On utilise également cette technique dans le traitement de divers autres types de problèmes, comme par exemple :

  • les migraines
  • les douleurs aux tempes ou aux mâchoires
  • les acouphènes
  • le mal de dos
  • les névralgies et sciatiques
  • le stress
  • l’anxiété
  • la dépression légère
  • les maladies du côlon comme la colite ou la maladie de Croh
  • les inflammations comme la rhinite, la sinusite, la bronchite…

Enfin, on peut l’utiliser pour traiter des problèmes plus superficiels comme la cellulite ou la chute des cheveux.

Quelle est la différence entre mésochélation, mésoperfusion et mésovaccination ?

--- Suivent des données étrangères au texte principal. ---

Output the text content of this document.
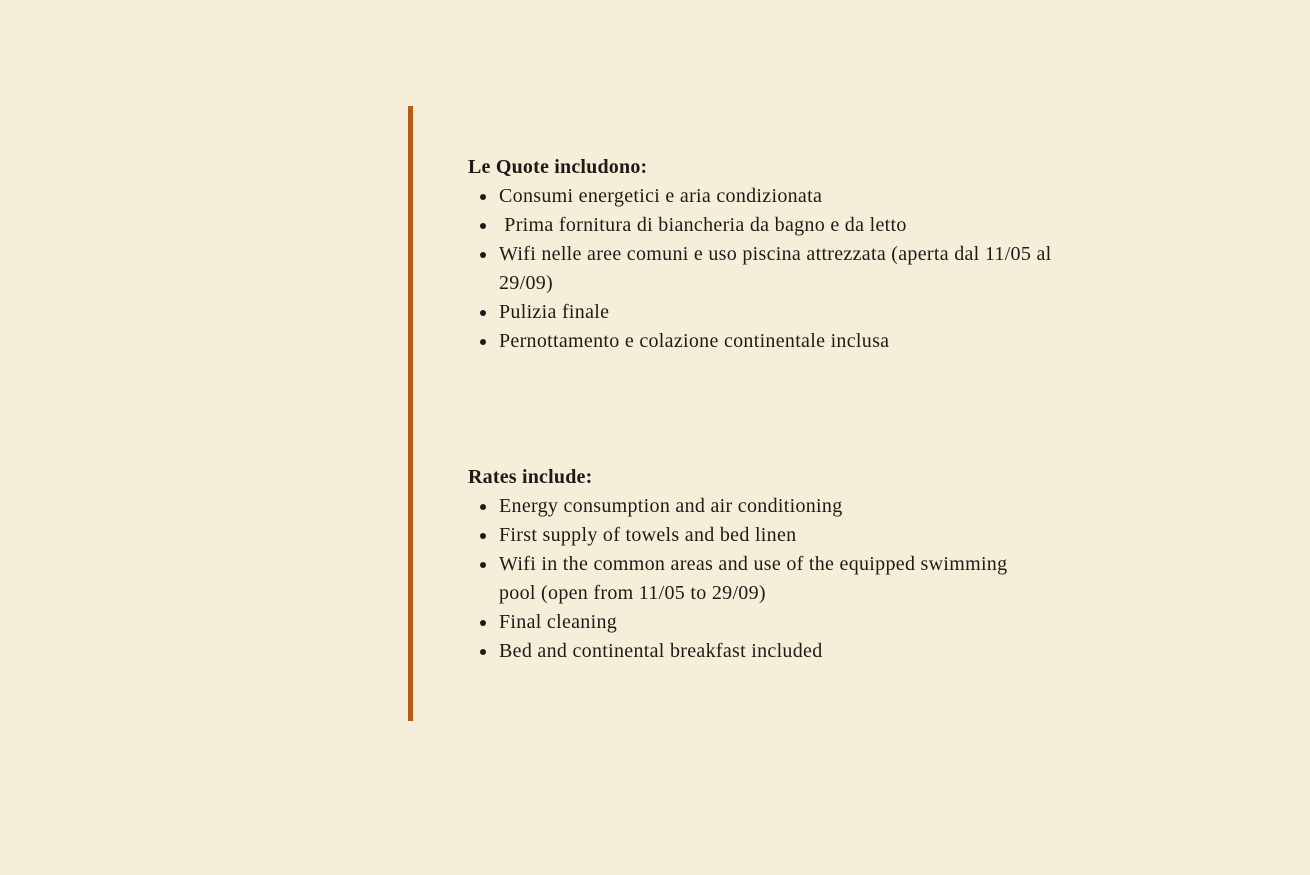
Le Quote includono:

Consumi energetici e aria condizionata
Prima fornitura di biancheria da bagno e da letto
Wifi nelle aree comuni e uso piscina attrezzata (aperta dal 11/05 al 29/09)
Pulizia finale
Pernottamento e colazione continentale inclusa

Rates include:

Energy consumption and air conditioning
First supply of towels and bed linen
Wifi in the common areas and use of the equipped swimming pool (open from 11/05 to 29/09)
Final cleaning
Bed and continental breakfast included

La pratique de l’hydrotomie percutanée se divise en 3 techniques :

  • La mésochélation : cette branche de l’hydrotomie percutanée correspond à l’injection d’eau de mer couplée à l’utilisation de l’EDTA (Éthyl-Diamino-Tétra-Acétique). C’est la technique à privilégier pour soulager les cas d’arthroses ou autres types de lésions dégénératives de l’os (ostéocondrite, ostéoporose…). Pour faire simple, cette technique consiste à ioniser le calcium, permettant de limiter la destruction de l’os. Grâce à l’action de cette technique, l’os est à la fois hydraté, nourri et détoxifié, et la micro-circulation est stimulée.
  • La mésoperfusion : cette technique correspond à une perfusion par voie sous-cutanée, par opposition aux perfusions classiques intraveineuses. Elle se base sur le Méso-Kit-Perfuseur (appelé couramment « pieuvre ») qui fut développé par le Docteur Jacques Strouk, pharmacien biologiste à Marseille, et par le Docteur Bernard Guez à Nice. Elle permet d’agir sur une zone de lésion très localisée, sans aucun effet secondaire sur le reste du corps (appareil gastrique, foie, neurones…), contrairement aux médicaments voués au même effet. C’est l’une des techniques de l’hydrotomie percutanée qui possède le plus d’applications : on la voit en effet comme une solution d’avenir pour de nombreuses pathologies très difficiles à soigner, comme la maladie de Crohn, l’arthrose évolutive, la dégénérescence vasculaire ou encore dans le domaine de la chirurgie esthétique, pour chasser la cellulite par exemple.
  • La mésovaccination : cette dernière technique permet de lutter contre le dérèglement immunologique induit par les pathologies inflammatoires en stimulant et rétablissant la muqueuse immunologique. C’est la technique qui est privilégiée pour tout ce qui est infections et inflammations : rhinites, asthme, angines, gastrites ou encore colites.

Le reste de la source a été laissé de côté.